Background: Epidemiological studies have repeatedly observed a markedly higher risk for coronary artery disease (CAD) in Scotland as compared to England. Up to now, it is unclear whether environmental or genetic factors might explain this phenomenon. Methods: Studying UK Biobank we assessed CAD risk based on the Framingham risk score (FRS) and common genetic variants to explore the respective contribution to CAD prevalence in Scotland (n=31,963) and England (n=317,889). We calculated FRS based on sex, age, body mass index, total cholesterol, high density lipoprotein cholesterol, systolic blood pressure, antihypertensive medication, smoking status, and diabetes.
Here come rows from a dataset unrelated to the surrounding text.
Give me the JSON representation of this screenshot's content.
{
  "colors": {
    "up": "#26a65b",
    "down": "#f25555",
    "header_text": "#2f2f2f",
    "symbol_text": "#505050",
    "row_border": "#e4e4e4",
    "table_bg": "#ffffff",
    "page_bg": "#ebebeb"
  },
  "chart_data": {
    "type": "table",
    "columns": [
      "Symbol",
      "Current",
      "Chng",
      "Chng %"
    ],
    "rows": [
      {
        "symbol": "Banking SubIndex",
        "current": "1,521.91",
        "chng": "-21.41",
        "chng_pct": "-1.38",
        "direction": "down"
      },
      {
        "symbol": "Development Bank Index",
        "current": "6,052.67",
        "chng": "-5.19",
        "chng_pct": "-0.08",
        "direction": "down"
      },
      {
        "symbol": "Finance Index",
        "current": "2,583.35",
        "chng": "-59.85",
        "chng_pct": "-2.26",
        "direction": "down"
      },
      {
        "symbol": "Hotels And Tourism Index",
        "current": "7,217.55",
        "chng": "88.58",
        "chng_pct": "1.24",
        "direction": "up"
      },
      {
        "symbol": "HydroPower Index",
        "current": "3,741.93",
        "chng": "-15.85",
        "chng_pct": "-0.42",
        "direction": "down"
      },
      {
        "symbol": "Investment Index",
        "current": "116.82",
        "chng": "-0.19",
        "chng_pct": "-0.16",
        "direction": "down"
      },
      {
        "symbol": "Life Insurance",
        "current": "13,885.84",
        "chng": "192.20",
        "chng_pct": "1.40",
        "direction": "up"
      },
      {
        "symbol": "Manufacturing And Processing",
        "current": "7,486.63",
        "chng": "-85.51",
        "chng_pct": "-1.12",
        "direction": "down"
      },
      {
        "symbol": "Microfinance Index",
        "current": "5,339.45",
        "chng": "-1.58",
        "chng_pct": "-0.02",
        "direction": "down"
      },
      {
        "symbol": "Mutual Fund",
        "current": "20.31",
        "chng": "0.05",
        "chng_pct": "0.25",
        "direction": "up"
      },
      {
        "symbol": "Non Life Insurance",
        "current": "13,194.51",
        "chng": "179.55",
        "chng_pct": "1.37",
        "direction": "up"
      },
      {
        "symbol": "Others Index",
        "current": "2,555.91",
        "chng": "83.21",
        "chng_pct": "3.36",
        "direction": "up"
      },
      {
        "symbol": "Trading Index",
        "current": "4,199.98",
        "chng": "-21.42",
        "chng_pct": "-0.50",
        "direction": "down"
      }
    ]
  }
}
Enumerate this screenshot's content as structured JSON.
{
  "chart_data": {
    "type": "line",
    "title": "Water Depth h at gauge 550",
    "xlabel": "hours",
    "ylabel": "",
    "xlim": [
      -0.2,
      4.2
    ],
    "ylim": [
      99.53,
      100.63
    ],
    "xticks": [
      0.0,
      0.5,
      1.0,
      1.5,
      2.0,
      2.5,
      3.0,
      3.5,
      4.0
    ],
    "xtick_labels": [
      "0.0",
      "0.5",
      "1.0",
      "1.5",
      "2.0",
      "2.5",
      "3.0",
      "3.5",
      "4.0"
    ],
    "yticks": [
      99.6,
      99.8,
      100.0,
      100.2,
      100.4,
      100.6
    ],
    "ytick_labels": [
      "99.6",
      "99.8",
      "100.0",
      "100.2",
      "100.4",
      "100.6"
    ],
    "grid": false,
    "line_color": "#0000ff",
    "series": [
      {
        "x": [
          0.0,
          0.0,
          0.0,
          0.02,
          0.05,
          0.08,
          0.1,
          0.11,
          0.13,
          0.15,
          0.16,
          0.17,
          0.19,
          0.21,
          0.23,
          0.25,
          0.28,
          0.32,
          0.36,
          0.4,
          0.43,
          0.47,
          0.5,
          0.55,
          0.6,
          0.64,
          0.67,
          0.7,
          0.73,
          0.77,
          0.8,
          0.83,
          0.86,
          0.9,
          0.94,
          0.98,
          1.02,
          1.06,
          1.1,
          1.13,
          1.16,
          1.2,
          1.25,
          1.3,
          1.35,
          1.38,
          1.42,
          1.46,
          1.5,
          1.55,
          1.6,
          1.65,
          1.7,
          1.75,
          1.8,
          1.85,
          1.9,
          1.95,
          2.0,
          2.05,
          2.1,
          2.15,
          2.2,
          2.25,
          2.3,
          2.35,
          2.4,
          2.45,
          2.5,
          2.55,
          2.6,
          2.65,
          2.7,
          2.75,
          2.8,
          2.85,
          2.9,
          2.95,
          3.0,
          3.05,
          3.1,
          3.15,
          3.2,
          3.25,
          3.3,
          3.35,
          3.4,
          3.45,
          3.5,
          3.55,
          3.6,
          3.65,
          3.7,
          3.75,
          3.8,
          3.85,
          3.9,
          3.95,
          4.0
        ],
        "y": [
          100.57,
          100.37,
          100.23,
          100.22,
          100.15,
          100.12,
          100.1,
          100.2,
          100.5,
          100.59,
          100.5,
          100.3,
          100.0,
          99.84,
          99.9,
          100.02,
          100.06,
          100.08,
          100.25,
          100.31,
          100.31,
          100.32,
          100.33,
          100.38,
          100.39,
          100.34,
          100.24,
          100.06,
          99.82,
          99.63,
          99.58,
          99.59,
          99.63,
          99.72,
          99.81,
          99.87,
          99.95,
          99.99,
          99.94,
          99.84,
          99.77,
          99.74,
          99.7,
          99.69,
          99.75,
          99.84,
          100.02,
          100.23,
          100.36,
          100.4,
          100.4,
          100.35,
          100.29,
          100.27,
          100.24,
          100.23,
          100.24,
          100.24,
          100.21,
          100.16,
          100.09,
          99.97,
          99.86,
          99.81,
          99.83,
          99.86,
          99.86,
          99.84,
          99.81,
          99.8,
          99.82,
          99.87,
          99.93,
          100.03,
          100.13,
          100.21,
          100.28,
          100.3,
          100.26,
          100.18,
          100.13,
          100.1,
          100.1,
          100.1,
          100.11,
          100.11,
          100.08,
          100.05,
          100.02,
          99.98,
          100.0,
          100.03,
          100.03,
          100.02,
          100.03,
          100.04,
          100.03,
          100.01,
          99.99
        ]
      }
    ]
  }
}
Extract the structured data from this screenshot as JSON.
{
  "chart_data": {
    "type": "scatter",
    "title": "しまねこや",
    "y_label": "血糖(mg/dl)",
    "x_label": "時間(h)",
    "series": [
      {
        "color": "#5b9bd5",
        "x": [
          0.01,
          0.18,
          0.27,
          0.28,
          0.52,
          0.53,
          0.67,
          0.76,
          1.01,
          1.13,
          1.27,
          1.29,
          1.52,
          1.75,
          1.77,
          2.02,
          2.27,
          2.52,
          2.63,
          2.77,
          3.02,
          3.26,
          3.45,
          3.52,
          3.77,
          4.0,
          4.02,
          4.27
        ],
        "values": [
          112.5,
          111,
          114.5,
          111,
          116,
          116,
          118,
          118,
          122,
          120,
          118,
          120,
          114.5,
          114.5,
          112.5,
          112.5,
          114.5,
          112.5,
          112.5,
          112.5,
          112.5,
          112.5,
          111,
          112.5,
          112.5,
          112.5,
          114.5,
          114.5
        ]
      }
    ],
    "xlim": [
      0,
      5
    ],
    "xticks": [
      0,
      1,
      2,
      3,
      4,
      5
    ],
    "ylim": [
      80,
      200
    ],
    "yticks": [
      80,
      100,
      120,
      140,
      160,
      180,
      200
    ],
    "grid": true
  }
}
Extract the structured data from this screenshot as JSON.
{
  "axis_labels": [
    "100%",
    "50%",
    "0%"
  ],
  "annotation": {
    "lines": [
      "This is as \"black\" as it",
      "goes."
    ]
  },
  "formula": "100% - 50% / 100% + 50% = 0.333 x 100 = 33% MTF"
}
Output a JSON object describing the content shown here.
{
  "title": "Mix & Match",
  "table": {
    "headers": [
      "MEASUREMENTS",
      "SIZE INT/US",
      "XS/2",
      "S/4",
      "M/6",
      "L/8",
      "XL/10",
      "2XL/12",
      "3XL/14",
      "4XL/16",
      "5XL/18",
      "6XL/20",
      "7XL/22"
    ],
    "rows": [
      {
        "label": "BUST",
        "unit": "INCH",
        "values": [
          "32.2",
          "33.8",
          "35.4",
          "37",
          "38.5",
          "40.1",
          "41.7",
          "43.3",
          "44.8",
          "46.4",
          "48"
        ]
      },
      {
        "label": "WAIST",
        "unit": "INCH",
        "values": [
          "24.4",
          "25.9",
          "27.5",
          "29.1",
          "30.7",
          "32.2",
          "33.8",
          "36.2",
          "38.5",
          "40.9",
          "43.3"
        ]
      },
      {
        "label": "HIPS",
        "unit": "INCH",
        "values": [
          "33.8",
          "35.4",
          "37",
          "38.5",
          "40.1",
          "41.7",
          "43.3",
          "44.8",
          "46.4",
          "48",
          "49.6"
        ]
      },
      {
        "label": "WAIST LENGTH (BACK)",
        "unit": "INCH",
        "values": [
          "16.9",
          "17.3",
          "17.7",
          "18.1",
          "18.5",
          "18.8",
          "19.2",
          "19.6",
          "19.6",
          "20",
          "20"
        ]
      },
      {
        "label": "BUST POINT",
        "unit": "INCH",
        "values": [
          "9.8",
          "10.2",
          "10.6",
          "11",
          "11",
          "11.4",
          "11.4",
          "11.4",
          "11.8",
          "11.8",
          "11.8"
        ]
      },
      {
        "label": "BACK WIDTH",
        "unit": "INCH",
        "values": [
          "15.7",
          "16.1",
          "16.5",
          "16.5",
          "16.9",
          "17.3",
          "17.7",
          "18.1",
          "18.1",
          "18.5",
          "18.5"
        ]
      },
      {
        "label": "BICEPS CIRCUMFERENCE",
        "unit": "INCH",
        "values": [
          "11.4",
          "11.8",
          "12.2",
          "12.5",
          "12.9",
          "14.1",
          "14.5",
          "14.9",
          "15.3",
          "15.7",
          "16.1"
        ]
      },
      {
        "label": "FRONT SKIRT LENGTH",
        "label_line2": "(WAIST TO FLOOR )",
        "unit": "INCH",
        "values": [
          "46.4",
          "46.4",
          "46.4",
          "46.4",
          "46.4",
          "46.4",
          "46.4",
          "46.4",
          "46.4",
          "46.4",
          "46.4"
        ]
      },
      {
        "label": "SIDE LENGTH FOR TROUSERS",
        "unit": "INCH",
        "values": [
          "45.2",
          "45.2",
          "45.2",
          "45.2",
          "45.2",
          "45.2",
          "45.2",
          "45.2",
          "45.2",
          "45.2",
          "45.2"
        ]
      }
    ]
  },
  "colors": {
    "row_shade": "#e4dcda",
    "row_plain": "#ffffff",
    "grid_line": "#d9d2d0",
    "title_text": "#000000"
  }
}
We determined the allele frequency of published genome-wide significant risk CAD alleles and a weighted genetic risk score (wGRS) for quantifying genetic CAD risk.Results: Prevalence of CAD was 16% higher in Scotland as compared to England (8.98% vs. 7.68%, P<0.001). By contrast, the FRS predicted a less than 1% higher CAD risk in Scotland (12.5±10.5 vs.12.6±10.6, P=0.03). Likewise, the overall number genome-wide significant variants affecting CAD risk (157.6±7.7 and 157.5±7.7; P=0.12) and a wGRS for CAD (2.49±0.25 in both populations, P=0.14) were remarkably similar in the English and Scottish population. Interestingly, we observed substantial differences with respect to the allele frequencies of individual risk variants. Of the previously described 163 genome-wide significant variants studied here 35 had higher frequencies in Scotland whereas 37 had higher frequencies in England (P<0.001 each).Conclusions: Neither the traditional risk factors included in the FRS nor a GRS based on established common risk alleles explained the higher CAD prevalence in Scotland. However, we observed marked differences in the distribution of individual risk alleles which emphasizes that even geographically and ethnically closely related populations may display relevant differences in the genetic architecture of a common disease.